Incluso había un toque de vulnerabilidad en ella.
Micah quedó atónito.
Su expresión se suavizó.
Sí.
No era el único con dificultades.
Todo el mundo estaba pasando por algo.
Si su charla podía ayudar a alguien, no era tan tacaño como para negarse.
SeñorDelCaos: Entonces compórtate.
AAA (MV):
—Claro.
Haré lo que digas.
SeñorDelCaos: ¿Cuál es el problema?
Puedes contarme.
Quizás pueda ayudarte.
Micah se ofreció a pesar de saber que era un movimiento equivocado.
Pero quería charlar con alguien completamente fuera de su vida.
Alguien que no supiera quién era él.
AAA (MV):
—Me corté la mano.
Lo siento, solo puedo enviar mensajes de voz.

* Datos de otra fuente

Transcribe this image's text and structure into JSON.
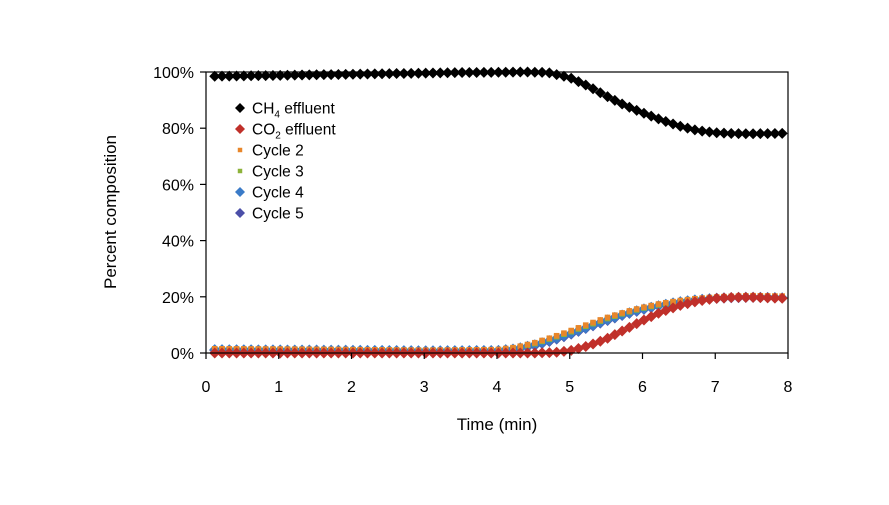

SeñorDelCaos: ¡Pensé que solo eras perezoso!
¿Es tan grave que no puedes escribir?
AAA (MV):
—Sí.
Un cristal se rompió en mi mano derecha.
Aidan dijo eso, mirando los vendajes empapados de sangre en su mano.
El dolor se había adormecido, especialmente después de charlar con el chico.
Estaba dispuesto a ceder, a actuar como una víctima, a ganarse su simpatía para hablar con él.
Prefería escuchar su voz.
Pero el chico estaba vigilante como siempre.
Bueno, habría más oportunidades en el futuro.
Se tocó la mano herida con el dedo, lo suficiente para sentir el dolor de nuevo.
Dejó escapar un siseo agudo justo al comienzo de su siguiente mensaje de voz.